Respirare acqua non è difficile come pensa. Ne riempie i polmoni, trattenendola fino a saturare ogni cellula respiratoria; poi ne trae tutta l’energia contenuta. Il panico cessa improvvisamente. Si adatta. Si trova in una fossa scura cinque volte più profonda della sua ampiezza, e l’acqua è gelida. Nuota pigramente con piccoli movimenti di spinta dei piedi, mentre espelle gli ultimi rimasugli d’aria presenti nel corpo. L’altro occupante della polla attende paziente, lasciandogli il tempo di acclimatarsi. Sono Quoi , gli dice dopo un po’, inviandogli l’informazione in un torrente di bolle blu, verdi e rosse che attraversano il fondo della polla come fossero punti fosforescenti. Sono un nemico dell’Errore. Qui sei al sicuro.

Io sono Clay.

Ti proteggerò, Clay.

Percepisce l’ambiente con una chiarezza crescente. Le acque della polla sono nettamente divise in nove zone ognuna delle quali è caratterizzata da una temperatura diversa, da una salinità, densità e forma molecolare prevalente specifica. Il punto d’incontro tra zona e zona è segnato chiaramente da una membrana energetica di risonanza inconfondibile e nettamente definita. Sulla tensione metallica presente alla superficie della polla torreggiano tre strati di nebbia rossa vorticosa striati di giallo ruggine: i capri ingannati cercano inutilmente di scrutare in basso. Clay occupa la quarta zona partendo dalla superficie. Tre zone sotto di lui c’è Quoi, che si manifesta sotto la forma di un bagliore tubolare smeraldino.
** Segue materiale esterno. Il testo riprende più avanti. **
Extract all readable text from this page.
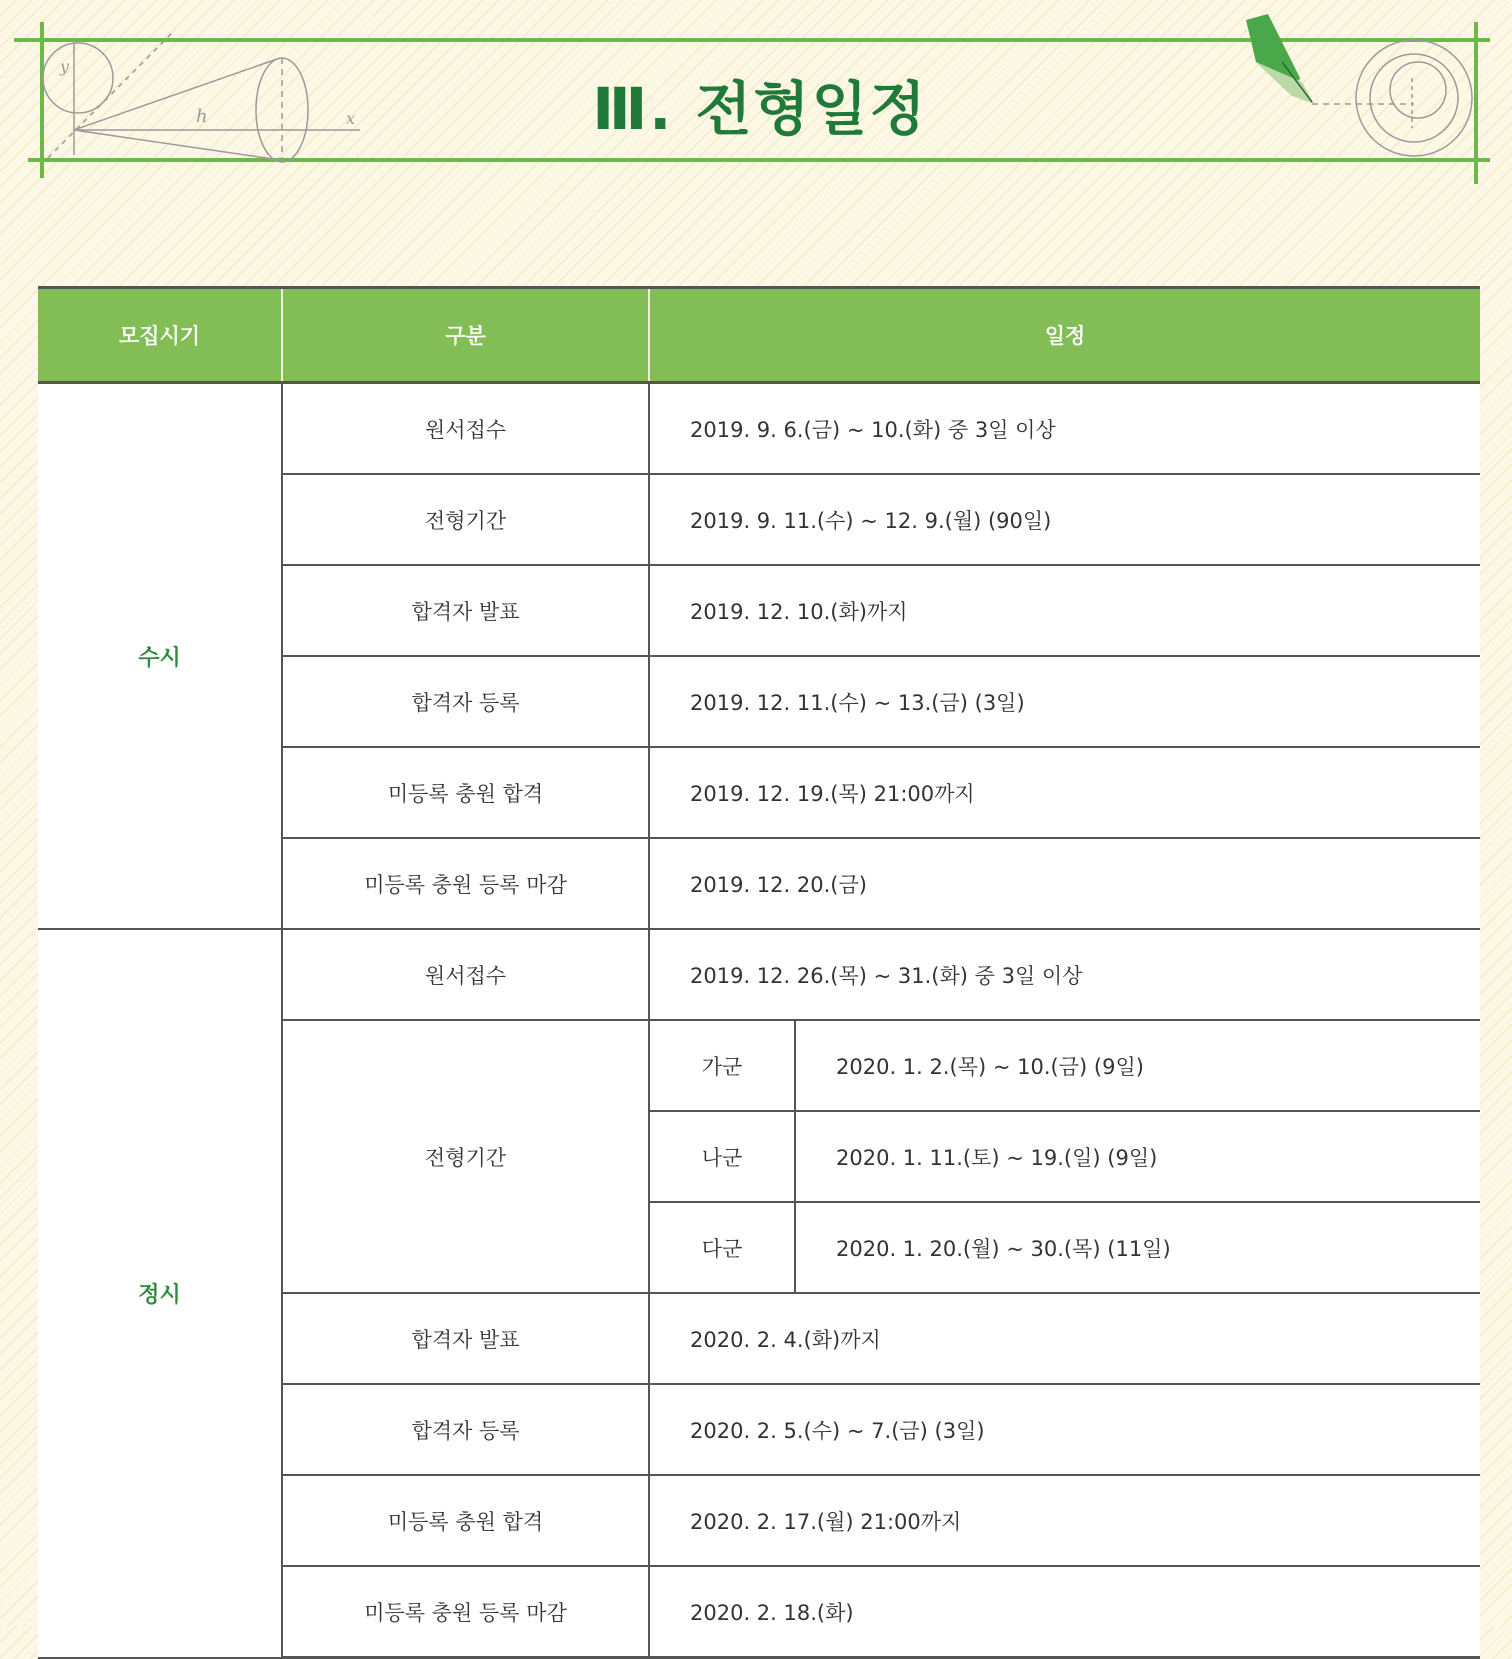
y
h	x	Ⅲ. 전형일정
모집시기	구분	일정	
수시	원서접수	2019. 9. 6.(금) ~ 10.(화) 중 3일 이상	
	전형기간	2019. 9. 11.(수) ~ 12. 9.(월) (90일)	
	합격자 발표	2019. 12. 10.(화)까지	
	합격자 등록	2019. 12. 11.(수) ~ 13.(금) (3일)	
	미등록 충원 합격	2019. 12. 19.(목) 21:00까지	
	미등록 충원 등록 마감	2019. 12. 20.(금)	
정시	원서접수	2019. 12. 26.(목) ~ 31.(화) 중 3일 이상	
	전형기간	가군	2020. 1. 2.(목) ~ 10.(금) (9일)
		나군	2020. 1. 11.(토) ~ 19.(일) (9일)
		다군	2020. 1. 20.(월) ~ 30.(목) (11일)
	합격자 발표	2020. 2. 4.(화)까지	
	합격자 등록	2020. 2. 5.(수) ~ 7.(금) (3일)	
	미등록 충원 합격	2020. 2. 17.(월) 21:00까지	
	미등록 충원 등록 마감	2020. 2. 18.(화)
Clay raffina le sue percezioni e scopre che Quoi è una creatura massiccia e affusolata, allungata, che da una parte termina in cinque magri tentacoli e dall’altra in una coda appiattita e allargata. In quella creatura è evidente un’intelligenza placida, ma possente; l’emanazione della sua sensibilità è un alone turchese che avvolge la sua pelle nera e splendente, e i pensieri di Quoi ribollono dalle profondità come fiocchi di neve multicolore, vorticando, fondendosi, scontrandosi. Clay si avvicina maggiormente. Il flusso del tempo mi ha portato qui, dice. È successo lo stesso anche a te?